Why are we—sci-fi and fantasy fans, movie buffs, anyone labeled a creative—so drawn to the idea of a parallel universe? Are we all pawns in a chess game being played by studio execs who noted Marvel’s success at the beginning of the trend? Is there something in the water?

There’s an answer to one of those: there is something in the water. Microplastics, mostly, and a little too much glacier ice. This cultural artistic focus on the multiverse coincides with a time defined by heightened sense of climate anxiety as well as political awareness. And when a person is faced with what feels like an intolerable amount of hopelessness, they often turn to fantasy.
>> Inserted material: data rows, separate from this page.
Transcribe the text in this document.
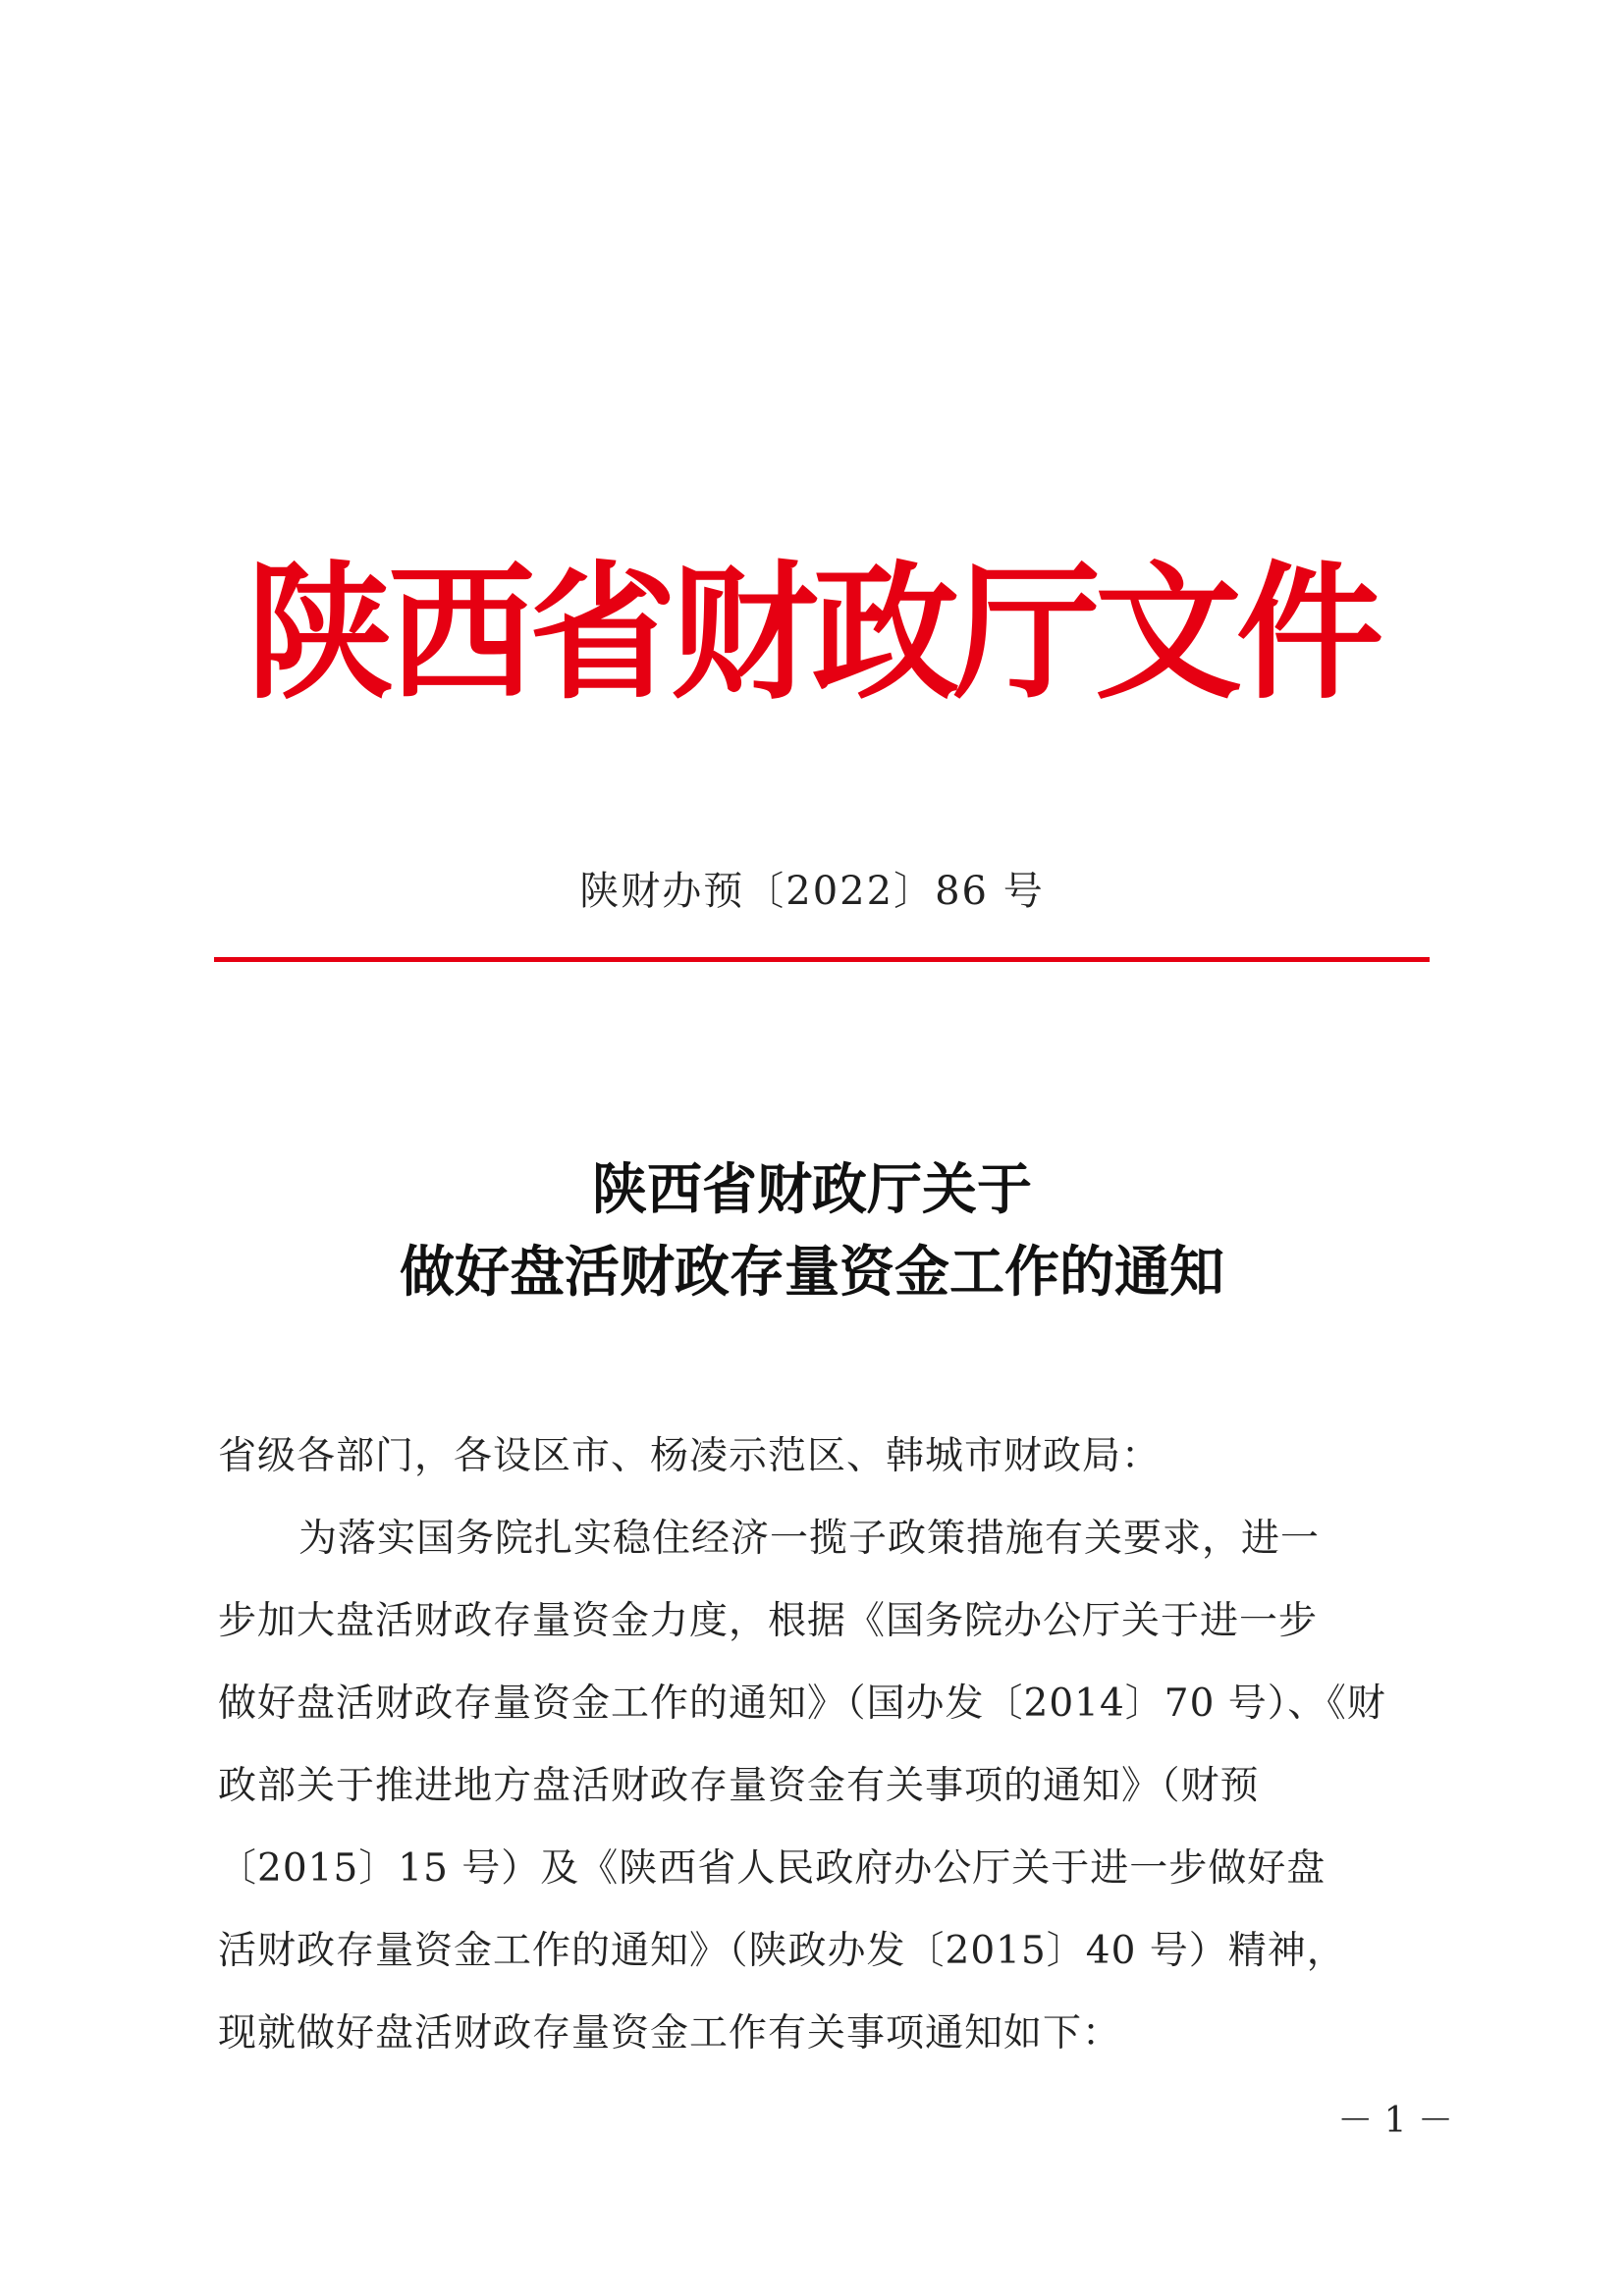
陕西省财政厅文件
陕财办预〔2022〕86 号
陕西省财政厅关于
做好盘活财政存量资金工作的通知
省级各部门，各设区市、杨凌示范区、韩城市财政局：
为落实国务院扎实稳住经济一揽子政策措施有关要求，进一
步加大盘活财政存量资金力度，根据《国务院办公厅关于进一步
做好盘活财政存量资金工作的通知》（国办发〔2014〕70 号）、《财
政部关于推进地方盘活财政存量资金有关事项的通知》（财预
〔2015〕15 号）及《陕西省人民政府办公厅关于进一步做好盘
活财政存量资金工作的通知》（陕政办发〔2015〕40 号）精神，
现就做好盘活财政存量资金工作有关事项通知如下：
－ 1 －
Speculative fiction has often served as a way for people to present their visions of a future different from the one they currently feel doomed to experience; fantasy and sci-fi can offer proposals for alternatives to the disasters that storytellers see looming on the horizon. If elves and androids can find a way to live through apocalypse, so the stories go, then so can the humans they are based on. 

The multiverse presents a different sort of vision. It tells us that no, we can’t live through this, but we don’t have to, because we can abandon our present at any time for a new one with a brighter future. It has all the hope of fantasy, but it rings hollow without a call to action. Multiverses (multiversi?) offer the same sort of non-solution to our problems as proposals to colonize Mars or ideas of homesteads on the sea. They all say: there’s no way through, but if you’re good enough, there is a way out.

But the opposite is true: there is no way out. We cannot leave our world behind via spaceship or magic portal. And if we accept that our world is a lost cause, and that a spaceship or magic portal is our only salvation, then there is no way through either. 

When a multiverse story does manage to hold up a mirror, instead of a realistic tunnel painted onto a brick wall, it comes down to the idea of choice. It sees the exhaustion in its audience that creates the urge to scrap this life and choose a different one, but it doesn’t validate. Everything Everywhere All At Once, in all its Oscars-sweep glory, grants its protagonist and her daughter access to every possible timeline, from a world of endless success to a rock-filled wasteland where human life never began, and in the end (spoiler alert) they choose the one they began in. Evelyn’s happy ending, even in the middle of a multiverse, is running her laundromat with her family.

via Fancaps

This is the future that we must sell ourselves: one where we find more to look forward to in the world we have, where our unsatisfying present doesn’t have to break the space-time continuum to lead us to a satisfying future. If our heroes have exhausted all the options our universe can offer, then time must be running out for us, too. But if our heroes can save the future using only the here and now, then maybe, so can we.